Activism threatens, voting currently does not and as numbers of those voting steadily decline it gradually becomes less threatening. Politicians are only frightened of those who turn out in large numbers to vote. They piss on the young, the unemployed and the poor precisely because there are no votes in seeking to address their grievances. On the other hand they are obsequious and frightened of the middle classes and the elderly precisely because they vote.

In needs to be understood that, with the exception of those on the democratic left, politicians don’t really care about low turnout, provided it does not touch derisory levels. Election strategies are based on wooing tiny numbers in key marginal seats, the rest of the electorate simply do not matter. A great number of MP’s sit in for what are in reality modern forms of rotten borough, the ‘safe’ seat. Such seats are of course only ‘safe’ because so many of the electorate can be relied upon not to cast their vote.

The problems facing a living breathing representative democracy are immense. One of those problems, and far from the most significant, is low turnout at election. People believing that voting doesn’t change anything; this becoming a self fulfilling prophecy as parties can afford to ignore those who do not vote.

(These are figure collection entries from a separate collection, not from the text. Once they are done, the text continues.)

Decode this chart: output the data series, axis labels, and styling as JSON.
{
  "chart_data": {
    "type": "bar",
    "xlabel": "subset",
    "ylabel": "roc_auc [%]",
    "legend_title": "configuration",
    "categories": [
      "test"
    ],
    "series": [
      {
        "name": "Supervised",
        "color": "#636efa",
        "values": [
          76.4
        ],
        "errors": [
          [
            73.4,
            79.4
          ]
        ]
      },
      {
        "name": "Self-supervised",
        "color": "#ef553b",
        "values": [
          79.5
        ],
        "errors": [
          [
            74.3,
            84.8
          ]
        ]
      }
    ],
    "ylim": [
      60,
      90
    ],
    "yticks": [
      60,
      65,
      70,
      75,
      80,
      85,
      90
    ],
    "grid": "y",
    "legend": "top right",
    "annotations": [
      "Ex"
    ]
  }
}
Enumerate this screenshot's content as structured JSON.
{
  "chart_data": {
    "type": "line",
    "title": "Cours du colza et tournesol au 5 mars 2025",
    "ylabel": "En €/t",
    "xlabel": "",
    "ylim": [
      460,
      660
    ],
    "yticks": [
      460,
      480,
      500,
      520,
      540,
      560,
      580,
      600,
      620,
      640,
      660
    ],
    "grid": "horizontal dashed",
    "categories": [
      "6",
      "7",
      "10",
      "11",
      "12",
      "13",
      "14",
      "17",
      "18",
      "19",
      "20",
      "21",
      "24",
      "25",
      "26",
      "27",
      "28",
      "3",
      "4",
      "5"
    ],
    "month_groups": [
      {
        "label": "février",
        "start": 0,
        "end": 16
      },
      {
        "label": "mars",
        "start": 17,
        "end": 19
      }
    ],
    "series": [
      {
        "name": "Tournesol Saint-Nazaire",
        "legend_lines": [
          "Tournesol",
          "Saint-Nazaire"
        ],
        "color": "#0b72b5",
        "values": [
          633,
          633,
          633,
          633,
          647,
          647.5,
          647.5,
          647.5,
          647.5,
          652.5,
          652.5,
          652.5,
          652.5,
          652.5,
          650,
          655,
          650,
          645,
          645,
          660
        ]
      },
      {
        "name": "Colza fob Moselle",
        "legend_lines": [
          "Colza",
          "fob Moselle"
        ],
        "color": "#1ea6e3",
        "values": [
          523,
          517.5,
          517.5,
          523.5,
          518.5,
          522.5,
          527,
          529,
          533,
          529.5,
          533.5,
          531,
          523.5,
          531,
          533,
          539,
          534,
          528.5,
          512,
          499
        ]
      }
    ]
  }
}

One way of challenging this cancerous sclerosis would be to make voting threatening again. Apple carts galore are there for the upsetting. All that is required is some organised campaigning, the targeting of a few ‘safe’ seats, the election of a few feisty independents, turning safe seat bastions into marginals. Then watch the ripples disturb the complacent Westminster pond.

Voting is only the start or indeed end point of representative democracy, and in many ways the least significant, but it is not insignificant as the young can attest. This is why Clegg is so nervous about student activism in his Sheffield constituency; it is why the government is attempting to silence campaigning groups and charities through legislation currently going through parliament.

One of the problems of not voting is that it firmly guarantees the election of small unrepresentative cliques who wave their supposed ‘mandate’ in the face of the poor and marginalised like soiled underwear.

Of course if voting did truly become threatening to the vested interests of corporate capitalism those interests would fight back viciously, as they did in Chile in 1973. Then democracy would need to be defended, such a defence would truly give meaning and reality to a concept that currently feels as hollow as a drainpipe.  



[1] Local and regional government in the UK is even more enfeebled. Local boroughs enjoying les power, control and autonomy than your average cricket club.
[2] Even lower in some  recent elections for local police commissioners.
[3] For a description of this process see Paul Mason ‘Why it’s Still Kicking Off Everywhere,’ Verso 2013.